Improve SAP HANA calculation view performance via Derived from Table Input Parameter

Introduction
Many customers use custom fiscal calendar including week start day, fiscal period start/end, and a unique date format to report sales and/or financials. For example, one customer has set MM-YYYY (e.g., 03-2020) as a standard format for internal reports. BI tools are required to query analytic models using this date format. Since such a date format may not be available in SAP ERP tables, joining on a calculated column is deemed to be an acceptable performance albeit at the expense of calculation view performance. This blog post presents an alternative method to filter base tables for different date formats to improve calculation view performance. Imagine having to work with a few thousand rows of data instead of hundreds of millions!

Derived from Table input parameter can be used to implement an alternative method to filter base tables not containing columns with required date format.

Tables Used
For this exercise, I created two simple base tables, namely _DATES and _SALES.

At customer sites, DATES table is generally an enhancement to M_TIME_DIMENSION with columns added per customer’s prevailing practices.  For example, YYYYMM can be derived from M_TIME_DIMENION while MM-YYYY is an enhancement either in SAP HANA database or SLT.

SALES table with gross sales amount by date or SKU typically does not contain data by customer-specific period format, as shown above. And SALES tables are large, containing billions of rows of data at a medium- to large customer.

Prerequisites
Both the custom date format (MM-YYYY) and standard date format (YYYYMM) have to be present in a persistent table. And one the two date formats have to be available in fact table to be filtered.

SAP HANA Calculation View
Using above tables, a typical calculation view has been created, as shown below.

Calculated Columns
A calculated column was created in each projection, namely MANDT (100). Calendar and Gross_Sales projections are joined on MANDT. Note: This is a pseudo-join and not recommended in real-world modeling. I have created this join solely to eliminate any effect of filtering on either projection.

Input Parameters
Two input parameters were created, one on each base table.

1. Filter DATES table for YYYYMM based on user input in MM-YYYY format. For example, the user would input 03-2020 to filter DATES table.

2. Filter SALES table based on YYYYMM value derived from DATES table. Remember that SALES table does not contain dates in MM-YYYY format and so cannot be filtered directly.

Key items to note:

• Derived From Table Return Column (from DATES table) that is present in SALES table.
• Filter Column in DATES table (MM-YYYY) to get the corresponding value from YYYYMM column in DATES table.
• Filter value set to the other input parameter.

User Input
When end users run the calculation view, the below dialog box is presented to them. As shown, the requested time period is in the desired format, i.e., MM-YYYY in this case.
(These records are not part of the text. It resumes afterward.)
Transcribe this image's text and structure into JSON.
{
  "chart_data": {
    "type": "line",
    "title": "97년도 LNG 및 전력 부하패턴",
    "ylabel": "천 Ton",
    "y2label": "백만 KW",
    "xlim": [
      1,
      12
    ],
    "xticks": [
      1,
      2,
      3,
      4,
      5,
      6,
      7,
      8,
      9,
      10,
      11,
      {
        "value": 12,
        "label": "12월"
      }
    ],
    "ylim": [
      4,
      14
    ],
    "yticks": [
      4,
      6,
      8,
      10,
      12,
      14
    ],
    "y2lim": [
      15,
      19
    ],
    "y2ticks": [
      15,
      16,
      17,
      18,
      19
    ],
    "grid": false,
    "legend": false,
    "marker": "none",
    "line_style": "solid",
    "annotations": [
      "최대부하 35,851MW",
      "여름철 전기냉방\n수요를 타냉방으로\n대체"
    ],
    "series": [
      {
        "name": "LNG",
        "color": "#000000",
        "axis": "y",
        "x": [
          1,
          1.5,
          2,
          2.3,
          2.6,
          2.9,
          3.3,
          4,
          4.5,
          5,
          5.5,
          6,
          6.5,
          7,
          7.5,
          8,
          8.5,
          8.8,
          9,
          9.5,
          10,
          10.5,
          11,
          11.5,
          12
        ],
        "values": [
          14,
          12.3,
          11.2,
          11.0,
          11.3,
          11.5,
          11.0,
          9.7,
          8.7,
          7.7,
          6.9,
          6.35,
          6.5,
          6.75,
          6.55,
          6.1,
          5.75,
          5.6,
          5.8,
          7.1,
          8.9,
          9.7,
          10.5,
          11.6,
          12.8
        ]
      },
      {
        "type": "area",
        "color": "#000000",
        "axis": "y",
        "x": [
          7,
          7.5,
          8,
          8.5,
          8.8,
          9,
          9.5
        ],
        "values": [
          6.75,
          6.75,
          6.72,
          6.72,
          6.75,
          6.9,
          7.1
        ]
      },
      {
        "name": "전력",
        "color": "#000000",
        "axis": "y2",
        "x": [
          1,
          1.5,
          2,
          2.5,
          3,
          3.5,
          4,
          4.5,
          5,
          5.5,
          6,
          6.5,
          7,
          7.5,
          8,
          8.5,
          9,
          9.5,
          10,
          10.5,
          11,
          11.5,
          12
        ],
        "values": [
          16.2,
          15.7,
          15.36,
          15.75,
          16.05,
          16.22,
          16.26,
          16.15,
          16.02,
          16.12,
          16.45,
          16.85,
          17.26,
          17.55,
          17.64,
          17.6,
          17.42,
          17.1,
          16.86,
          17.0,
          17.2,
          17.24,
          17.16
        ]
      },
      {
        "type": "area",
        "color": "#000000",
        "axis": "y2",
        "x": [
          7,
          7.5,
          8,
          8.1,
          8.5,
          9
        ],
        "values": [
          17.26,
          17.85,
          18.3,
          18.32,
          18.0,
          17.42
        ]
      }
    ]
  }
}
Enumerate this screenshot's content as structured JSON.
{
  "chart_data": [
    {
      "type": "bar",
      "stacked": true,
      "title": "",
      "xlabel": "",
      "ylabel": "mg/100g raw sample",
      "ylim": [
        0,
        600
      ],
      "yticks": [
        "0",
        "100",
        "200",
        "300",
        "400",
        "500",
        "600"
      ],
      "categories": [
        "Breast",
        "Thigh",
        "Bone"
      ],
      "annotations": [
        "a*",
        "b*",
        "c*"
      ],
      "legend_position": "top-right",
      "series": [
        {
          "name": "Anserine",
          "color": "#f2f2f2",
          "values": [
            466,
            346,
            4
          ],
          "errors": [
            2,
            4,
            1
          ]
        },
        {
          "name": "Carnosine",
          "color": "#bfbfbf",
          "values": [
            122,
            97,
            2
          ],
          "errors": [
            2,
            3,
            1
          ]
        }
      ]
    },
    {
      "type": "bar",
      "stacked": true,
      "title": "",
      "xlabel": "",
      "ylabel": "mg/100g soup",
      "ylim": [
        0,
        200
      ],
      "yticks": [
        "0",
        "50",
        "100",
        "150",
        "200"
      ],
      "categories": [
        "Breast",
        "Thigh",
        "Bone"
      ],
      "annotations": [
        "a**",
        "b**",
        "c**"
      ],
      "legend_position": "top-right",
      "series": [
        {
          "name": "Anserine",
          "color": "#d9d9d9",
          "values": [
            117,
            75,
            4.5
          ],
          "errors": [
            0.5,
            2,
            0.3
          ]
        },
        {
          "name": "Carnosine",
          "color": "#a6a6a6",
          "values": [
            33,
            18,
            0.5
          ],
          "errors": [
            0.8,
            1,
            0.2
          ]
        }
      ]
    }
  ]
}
The above dialog box results from the first input parameter.

Results
Query results are shown below. As you will notice, only sales for period 04-2020 are displayed.
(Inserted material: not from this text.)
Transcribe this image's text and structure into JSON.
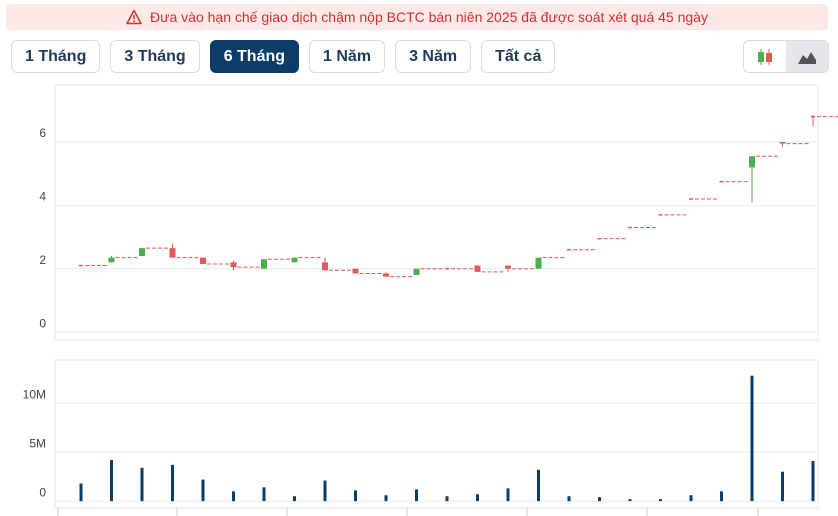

So What’s the Big Deal You Ask?
Technically you could have created a common date format column in Sales table, filtered on DATE table using any type of input parameter, and joined on date columns to get the same results. The difference lies in performance!

If we can filter both tables at the lowest level, we only lift minimum amount of required data from base tables, which has a significant impact on calculation view performance. Using above methodology, we’re able to filter SALES table for the requested time period, and lift only specific row(s) of data corresponding to that time period. In this case, only one (1) row of data was generated from SALES table, corresponding to the input dialog box time period, instead of 6 rows. Extrapolate this performance for over hundreds of millions of rows of data and you will start to envision the benefits of this procedure.

Visualization Plan
See below screenshot from visualization plan for the above calculation view.

As you will notice:

• DATES table (left side) is filtered using MM-YYYY values
• SALES table is filtered using YYYYMM values
• Both tables return one (1) row of data

This tells us that we were able to filter SALES table at the base level using MM-YYYY input parameter value. This reduces the volume of data lifted from SALES table, helping improve the query runtime performance. See below screenshot to illustrate how the derived input parameter value is pushed down to base table.

Conclusion
Derived from Table type of input parameter offers an alternative and powerful method to:

• Filter base tables using columns not necessarily present in a given table but can be derived from another table
• Design SAP HANA queries using custom date formats per customer calendars

Thank you for reading and I hope you find this blog post useful to advance analytics query design. Please let me know if I can be of further help on this topic.